Mariana Abramo @metaficcaoeditorial 18/01/2024A ideia é boa, a execução é péssimaA ideia do livro é ótima: trabalhar o preconceito racial estrutural da sociedade através da história de Serginho, filho de um negro com uma mulher branca, quando vem morar na casa de Leonardo, seu primo branco, em São Paulo. Como Serginho tem pai desaparecido e mãe falecida, os pais de Leonardo começam o processo de adoção legal do menino e o trazem para morar com eles.
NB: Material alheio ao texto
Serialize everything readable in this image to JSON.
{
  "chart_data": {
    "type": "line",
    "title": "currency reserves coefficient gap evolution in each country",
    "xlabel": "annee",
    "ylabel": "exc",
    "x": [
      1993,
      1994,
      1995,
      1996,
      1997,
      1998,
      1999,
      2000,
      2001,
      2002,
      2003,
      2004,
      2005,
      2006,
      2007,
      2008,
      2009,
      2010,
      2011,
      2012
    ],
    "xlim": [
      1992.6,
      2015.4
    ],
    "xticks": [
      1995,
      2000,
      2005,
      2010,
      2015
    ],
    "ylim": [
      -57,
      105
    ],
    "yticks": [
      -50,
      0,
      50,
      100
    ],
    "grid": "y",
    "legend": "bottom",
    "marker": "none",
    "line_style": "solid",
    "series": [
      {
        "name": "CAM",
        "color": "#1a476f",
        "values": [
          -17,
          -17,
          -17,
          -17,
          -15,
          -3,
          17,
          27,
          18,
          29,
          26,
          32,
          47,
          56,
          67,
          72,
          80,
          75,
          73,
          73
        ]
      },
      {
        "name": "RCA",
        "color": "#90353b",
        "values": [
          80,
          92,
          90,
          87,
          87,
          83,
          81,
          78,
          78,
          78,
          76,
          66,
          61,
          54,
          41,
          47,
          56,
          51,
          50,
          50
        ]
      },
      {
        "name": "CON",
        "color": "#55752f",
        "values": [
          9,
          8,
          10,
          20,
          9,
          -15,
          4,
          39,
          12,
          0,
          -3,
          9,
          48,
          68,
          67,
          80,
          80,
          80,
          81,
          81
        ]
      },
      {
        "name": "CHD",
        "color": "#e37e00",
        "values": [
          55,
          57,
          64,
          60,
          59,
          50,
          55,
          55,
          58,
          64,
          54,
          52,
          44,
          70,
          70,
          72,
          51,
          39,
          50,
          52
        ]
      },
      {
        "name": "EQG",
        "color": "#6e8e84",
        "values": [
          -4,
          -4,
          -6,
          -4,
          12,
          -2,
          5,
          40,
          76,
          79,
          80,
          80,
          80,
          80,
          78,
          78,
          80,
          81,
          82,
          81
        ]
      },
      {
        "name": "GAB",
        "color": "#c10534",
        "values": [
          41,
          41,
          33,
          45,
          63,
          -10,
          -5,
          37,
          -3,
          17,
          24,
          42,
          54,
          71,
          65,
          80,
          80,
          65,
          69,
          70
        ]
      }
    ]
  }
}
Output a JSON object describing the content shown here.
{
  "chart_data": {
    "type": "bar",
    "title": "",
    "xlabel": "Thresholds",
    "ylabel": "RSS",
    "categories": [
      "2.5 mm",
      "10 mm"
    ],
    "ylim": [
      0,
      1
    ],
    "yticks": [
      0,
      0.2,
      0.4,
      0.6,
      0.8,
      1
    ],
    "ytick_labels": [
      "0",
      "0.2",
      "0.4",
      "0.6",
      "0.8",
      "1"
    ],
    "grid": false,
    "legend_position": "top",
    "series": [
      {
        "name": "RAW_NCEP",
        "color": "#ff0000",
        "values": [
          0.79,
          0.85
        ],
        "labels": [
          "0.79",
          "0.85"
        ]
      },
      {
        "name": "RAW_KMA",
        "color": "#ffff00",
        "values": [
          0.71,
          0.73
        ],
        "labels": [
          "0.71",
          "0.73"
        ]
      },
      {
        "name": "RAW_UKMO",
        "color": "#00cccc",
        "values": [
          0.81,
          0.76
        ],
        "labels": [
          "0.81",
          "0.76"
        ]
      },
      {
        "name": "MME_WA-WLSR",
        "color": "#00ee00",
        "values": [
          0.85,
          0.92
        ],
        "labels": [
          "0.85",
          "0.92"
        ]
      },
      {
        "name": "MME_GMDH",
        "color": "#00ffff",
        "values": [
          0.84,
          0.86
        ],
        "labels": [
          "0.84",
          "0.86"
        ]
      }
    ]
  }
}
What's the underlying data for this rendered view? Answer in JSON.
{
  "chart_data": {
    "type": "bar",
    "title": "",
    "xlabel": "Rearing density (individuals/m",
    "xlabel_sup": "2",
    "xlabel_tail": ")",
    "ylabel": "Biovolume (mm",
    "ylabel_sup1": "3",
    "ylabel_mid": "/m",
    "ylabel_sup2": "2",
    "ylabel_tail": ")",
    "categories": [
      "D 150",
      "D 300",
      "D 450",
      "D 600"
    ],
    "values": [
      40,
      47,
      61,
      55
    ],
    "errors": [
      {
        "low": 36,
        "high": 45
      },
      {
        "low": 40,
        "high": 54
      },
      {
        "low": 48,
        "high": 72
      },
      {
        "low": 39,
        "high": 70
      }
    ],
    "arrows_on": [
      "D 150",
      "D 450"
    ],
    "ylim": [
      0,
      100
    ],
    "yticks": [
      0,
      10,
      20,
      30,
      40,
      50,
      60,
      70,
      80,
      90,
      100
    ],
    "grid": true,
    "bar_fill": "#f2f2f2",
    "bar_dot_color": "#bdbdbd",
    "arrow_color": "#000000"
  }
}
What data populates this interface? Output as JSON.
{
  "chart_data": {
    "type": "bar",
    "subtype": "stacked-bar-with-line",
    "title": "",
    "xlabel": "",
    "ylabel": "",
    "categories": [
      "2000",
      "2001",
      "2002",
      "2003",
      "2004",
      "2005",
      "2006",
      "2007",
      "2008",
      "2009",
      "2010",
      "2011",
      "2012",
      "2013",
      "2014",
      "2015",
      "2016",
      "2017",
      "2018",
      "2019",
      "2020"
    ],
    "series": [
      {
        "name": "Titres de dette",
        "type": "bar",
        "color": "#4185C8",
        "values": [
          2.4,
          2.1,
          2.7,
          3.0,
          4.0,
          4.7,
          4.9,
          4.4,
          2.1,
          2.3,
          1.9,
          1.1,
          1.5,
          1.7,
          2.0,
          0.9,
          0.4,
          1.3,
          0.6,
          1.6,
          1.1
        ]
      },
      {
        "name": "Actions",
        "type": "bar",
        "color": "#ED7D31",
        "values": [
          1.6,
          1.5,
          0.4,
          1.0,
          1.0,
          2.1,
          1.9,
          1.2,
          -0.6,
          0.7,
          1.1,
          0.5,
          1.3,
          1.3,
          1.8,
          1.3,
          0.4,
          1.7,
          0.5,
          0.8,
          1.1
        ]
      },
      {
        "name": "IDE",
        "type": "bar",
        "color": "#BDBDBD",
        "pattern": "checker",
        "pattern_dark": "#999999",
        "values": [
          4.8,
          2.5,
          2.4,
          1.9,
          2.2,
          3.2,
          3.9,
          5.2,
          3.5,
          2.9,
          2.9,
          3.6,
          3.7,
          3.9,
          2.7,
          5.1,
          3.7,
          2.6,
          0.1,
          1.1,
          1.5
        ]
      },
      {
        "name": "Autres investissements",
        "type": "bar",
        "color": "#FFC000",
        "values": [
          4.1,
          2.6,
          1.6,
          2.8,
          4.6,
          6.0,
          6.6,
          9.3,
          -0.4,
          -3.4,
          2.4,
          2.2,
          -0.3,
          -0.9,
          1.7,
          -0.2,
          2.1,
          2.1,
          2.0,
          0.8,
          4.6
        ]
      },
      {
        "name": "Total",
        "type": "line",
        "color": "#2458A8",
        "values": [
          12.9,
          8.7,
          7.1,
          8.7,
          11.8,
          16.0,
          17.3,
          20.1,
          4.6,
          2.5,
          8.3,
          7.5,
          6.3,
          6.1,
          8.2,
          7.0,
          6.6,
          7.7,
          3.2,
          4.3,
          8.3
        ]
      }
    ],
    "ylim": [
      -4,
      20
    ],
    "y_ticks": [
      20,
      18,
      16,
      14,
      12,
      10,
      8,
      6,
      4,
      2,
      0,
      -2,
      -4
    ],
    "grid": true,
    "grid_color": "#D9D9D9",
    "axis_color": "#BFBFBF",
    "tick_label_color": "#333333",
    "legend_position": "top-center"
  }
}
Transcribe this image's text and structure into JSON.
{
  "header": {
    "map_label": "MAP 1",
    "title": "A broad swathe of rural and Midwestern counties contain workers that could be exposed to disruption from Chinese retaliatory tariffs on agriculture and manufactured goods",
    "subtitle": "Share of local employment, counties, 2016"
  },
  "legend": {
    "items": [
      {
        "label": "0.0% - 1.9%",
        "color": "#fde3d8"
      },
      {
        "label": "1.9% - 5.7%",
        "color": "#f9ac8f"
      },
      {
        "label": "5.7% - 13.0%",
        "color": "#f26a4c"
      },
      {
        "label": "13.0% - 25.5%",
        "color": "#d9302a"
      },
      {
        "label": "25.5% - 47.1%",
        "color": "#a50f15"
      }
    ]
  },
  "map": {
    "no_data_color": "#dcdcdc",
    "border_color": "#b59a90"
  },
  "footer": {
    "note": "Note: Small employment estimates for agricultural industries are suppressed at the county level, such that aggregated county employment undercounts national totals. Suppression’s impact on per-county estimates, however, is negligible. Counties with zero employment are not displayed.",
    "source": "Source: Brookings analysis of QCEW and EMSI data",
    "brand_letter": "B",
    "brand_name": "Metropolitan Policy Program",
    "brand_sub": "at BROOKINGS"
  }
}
Entretanto, a execução do livro é bem problemática. A fala do narrador é infantilizada, esse é o primeiro ponto. Ele é um menino adolescente, não precisa daquela infantilização toda. Um segundo ponto é que em várias passagens o autor demonstra seu próprio racismo. Além disso, o menino Sérgio passa por situações limite em Salvador, como ter vivido nas ruas e ser alvo de uma chacina com outras crianças, onde só sobrevive por ter desmaiado de medo. Não se fala em terapia pra esse menino, ele consegue contar toda a história traumática logo de primeira pro primo, como se apenas contar para o primo fosse a cura se seus traumas.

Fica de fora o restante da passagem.